Shanghai mayor cuts red tape to woo investment as foreign firms mull relocating amid trade war
- Mayor Ying Yong slashes time taken to register a new business, get manufacturing licence and access to electricity
- Foreign investment in Shanghai up 2.1pc during the first nine months of the year to US$12.9 billion
Shanghai has stepped up efforts to attract foreign investment as some multinational companies seriously consider plans to move out of the mainland, as the tit-for-tat tariffs in the escalating US-China trade war render manufacturing uncompetitive.
Shanghai mayor Ying Yong said on Sunday that China’s commercial capital will further cut red tape, including reducing the time taken for a new company to complete business registration, obtain a manufacturing licence and gain access to electricity, soothing concerns about potential retaliatory measures against foreign companies operating in the country.
“Whatever the economic situation we will face, the door for foreign businesses will not be closed,” Ying told a press conference after the annual International Business Leaders’ Advisory Council meeting. “Instead, we will further open it for them.”
His remarks came after American and European businesses operating in China said they had fallen victim to the trade tensions between the world’s two largest economies.
European firms mull relocating mainland production to Southeast Asia amid escalating US-China trade war
In September, some 7 per cent of corporate respondents in a survey by the European Union Chamber of Commerce in China said they had either moved or were planning to move their production out of the mainland.
The companies said they were doing this to dodge the additional tariffs levied on key parts imported from the US used for manufacturing goods in China.
In another survey conducted by the American Chamber of Commerce in China, also conducted in September, nearly 50 per cent of the 430 US companies polled, said they were expecting a “strong negative impact” from the tariffs.
Half of US firms in China foresee acute pain from new tariffs as trade war escalates, AmCham survey finds
The US last month imposed 10 per cent tariffs on US$250 billion worth of Chinese-made goods, which will rise to 25 per cent on January 1.
Foreign direct investment has been one of the key driving forces of Shanghai’s economic growth over the past two decades, contributing nearly 30 per cent to the local gross domestic product, according to government data.
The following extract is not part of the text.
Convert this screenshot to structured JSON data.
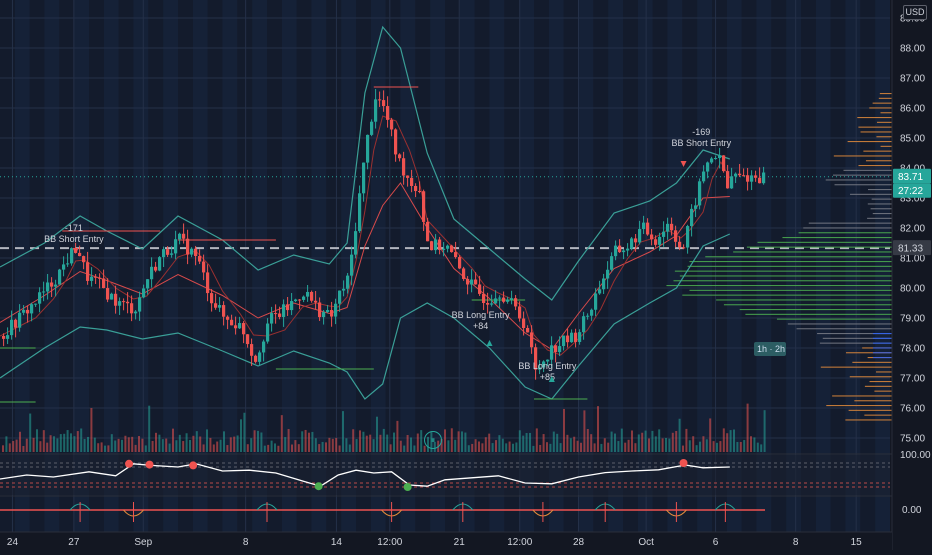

“For a developed metropolis like Shanghai, the loss of foreign investment will lead to massive job losses, reduced local economic output and diminished role as the country’s economic locomotive,” said Yin Ran, a Shanghai-based angel investor.
Foreign investment in Shanghai grew 2.1 per cent year on year during the first nine months of 2018, topping US$12.9 billion, the mayor told reporters.
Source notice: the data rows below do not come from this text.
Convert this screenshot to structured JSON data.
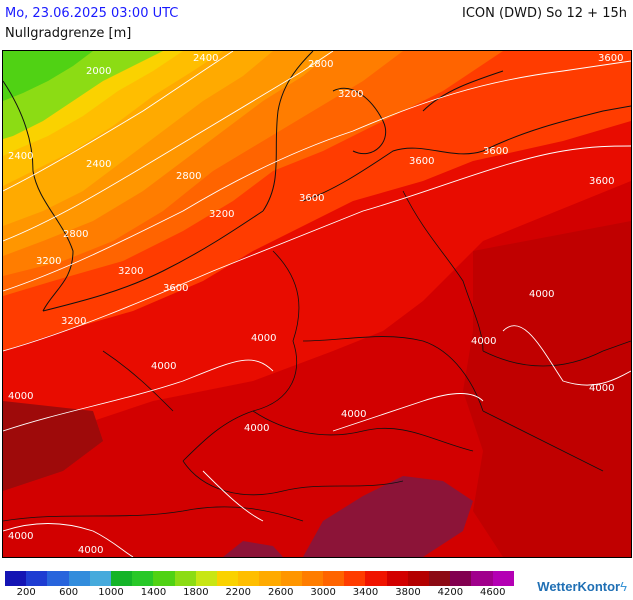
{
  "header": {
    "datetime": "Mo, 23.06.2025 03:00 UTC",
    "variable": "Nullgradgrenze [m]",
    "model": "ICON (DWD) So 12 + 15h"
  },
  "legend": {
    "colors": [
      "#1414b4",
      "#1e3cd2",
      "#2864dc",
      "#328cdc",
      "#46aadc",
      "#14b428",
      "#28c828",
      "#50d214",
      "#8cdc14",
      "#c8e614",
      "#fad200",
      "#ffbe00",
      "#ffaa00",
      "#ff9600",
      "#ff7d00",
      "#ff6400",
      "#ff3c00",
      "#f01400",
      "#d20000",
      "#b40000",
      "#8c0a14",
      "#820050",
      "#a0008c",
      "#b400b4"
    ],
    "ticks": [
      "200",
      "600",
      "1000",
      "1400",
      "1800",
      "2200",
      "2600",
      "3000",
      "3400",
      "3800",
      "4200",
      "4600"
    ]
  },
  "map_labels": [
    "2000",
    "2400",
    "2800",
    "3200",
    "3600",
    "4000",
    "4000",
    "2400",
    "2400",
    "2800",
    "3200",
    "3600",
    "2800",
    "3200",
    "3600",
    "3600",
    "3600",
    "4000",
    "4000",
    "4000",
    "4000",
    "4000",
    "4000",
    "4000",
    "4000",
    "3600",
    "3200",
    "3200"
  ],
  "brand": "WetterKontor"
}
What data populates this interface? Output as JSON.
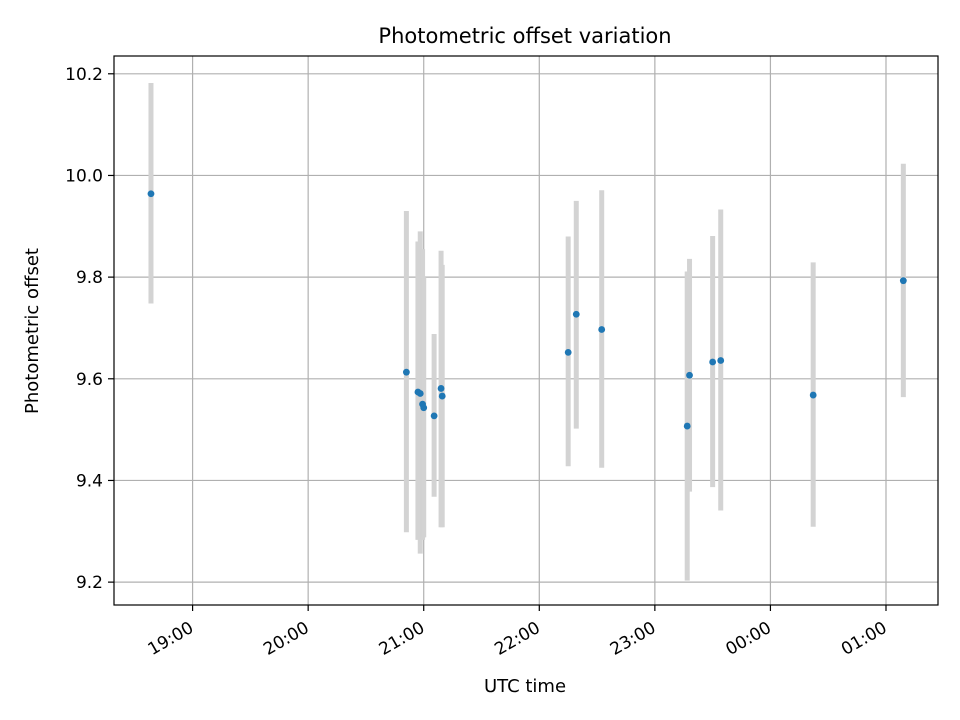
{
  "chart_data": {
    "type": "scatter",
    "title": "Photometric offset variation",
    "xlabel": "UTC time",
    "ylabel": "Photometric offset",
    "x_unit": "hours since 18:00 UTC",
    "xlim": [
      0.32,
      7.45
    ],
    "ylim": [
      9.155,
      10.235
    ],
    "grid": true,
    "colors": {
      "point": "#1f77b4",
      "errorbar": "#d3d3d3",
      "grid": "#b0b0b0"
    },
    "xticks": [
      {
        "value": 1,
        "label": "19:00"
      },
      {
        "value": 2,
        "label": "20:00"
      },
      {
        "value": 3,
        "label": "21:00"
      },
      {
        "value": 4,
        "label": "22:00"
      },
      {
        "value": 5,
        "label": "23:00"
      },
      {
        "value": 6,
        "label": "00:00"
      },
      {
        "value": 7,
        "label": "01:00"
      }
    ],
    "yticks": [
      {
        "value": 9.2,
        "label": "9.2"
      },
      {
        "value": 9.4,
        "label": "9.4"
      },
      {
        "value": 9.6,
        "label": "9.6"
      },
      {
        "value": 9.8,
        "label": "9.8"
      },
      {
        "value": 10.0,
        "label": "10.0"
      },
      {
        "value": 10.2,
        "label": "10.2"
      }
    ],
    "series": [
      {
        "name": "offset",
        "points": [
          {
            "x": 0.64,
            "y": 9.964,
            "err_low": 9.748,
            "err_high": 10.182
          },
          {
            "x": 2.85,
            "y": 9.613,
            "err_low": 9.298,
            "err_high": 9.93
          },
          {
            "x": 2.95,
            "y": 9.574,
            "err_low": 9.283,
            "err_high": 9.87
          },
          {
            "x": 2.97,
            "y": 9.571,
            "err_low": 9.256,
            "err_high": 9.89
          },
          {
            "x": 2.99,
            "y": 9.55,
            "err_low": 9.283,
            "err_high": 9.855
          },
          {
            "x": 3.0,
            "y": 9.543,
            "err_low": 9.288,
            "err_high": 9.8
          },
          {
            "x": 3.09,
            "y": 9.527,
            "err_low": 9.368,
            "err_high": 9.688
          },
          {
            "x": 3.15,
            "y": 9.581,
            "err_low": 9.308,
            "err_high": 9.852
          },
          {
            "x": 3.16,
            "y": 9.566,
            "err_low": 9.308,
            "err_high": 9.824
          },
          {
            "x": 4.25,
            "y": 9.652,
            "err_low": 9.428,
            "err_high": 9.88
          },
          {
            "x": 4.32,
            "y": 9.727,
            "err_low": 9.502,
            "err_high": 9.95
          },
          {
            "x": 4.54,
            "y": 9.697,
            "err_low": 9.425,
            "err_high": 9.971
          },
          {
            "x": 5.28,
            "y": 9.507,
            "err_low": 9.203,
            "err_high": 9.811
          },
          {
            "x": 5.3,
            "y": 9.607,
            "err_low": 9.378,
            "err_high": 9.836
          },
          {
            "x": 5.5,
            "y": 9.633,
            "err_low": 9.387,
            "err_high": 9.881
          },
          {
            "x": 5.57,
            "y": 9.636,
            "err_low": 9.341,
            "err_high": 9.933
          },
          {
            "x": 6.37,
            "y": 9.568,
            "err_low": 9.309,
            "err_high": 9.829
          },
          {
            "x": 7.15,
            "y": 9.793,
            "err_low": 9.564,
            "err_high": 10.023
          }
        ]
      }
    ]
  }
}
But there is a lack of reporting mechanism to show the withdrawal of foreign funds.
In mid-October, Tesla agreed with the Shanghai government to pay 973 million yuan (US$140 million) for a plot of land in Lingang, near the city’s free-trade zone. The move takes the electric car maker a step forward in building its US$2 billion Gigafactory 3 capable of producing 250,000 a year when it’s ready in two years’ time.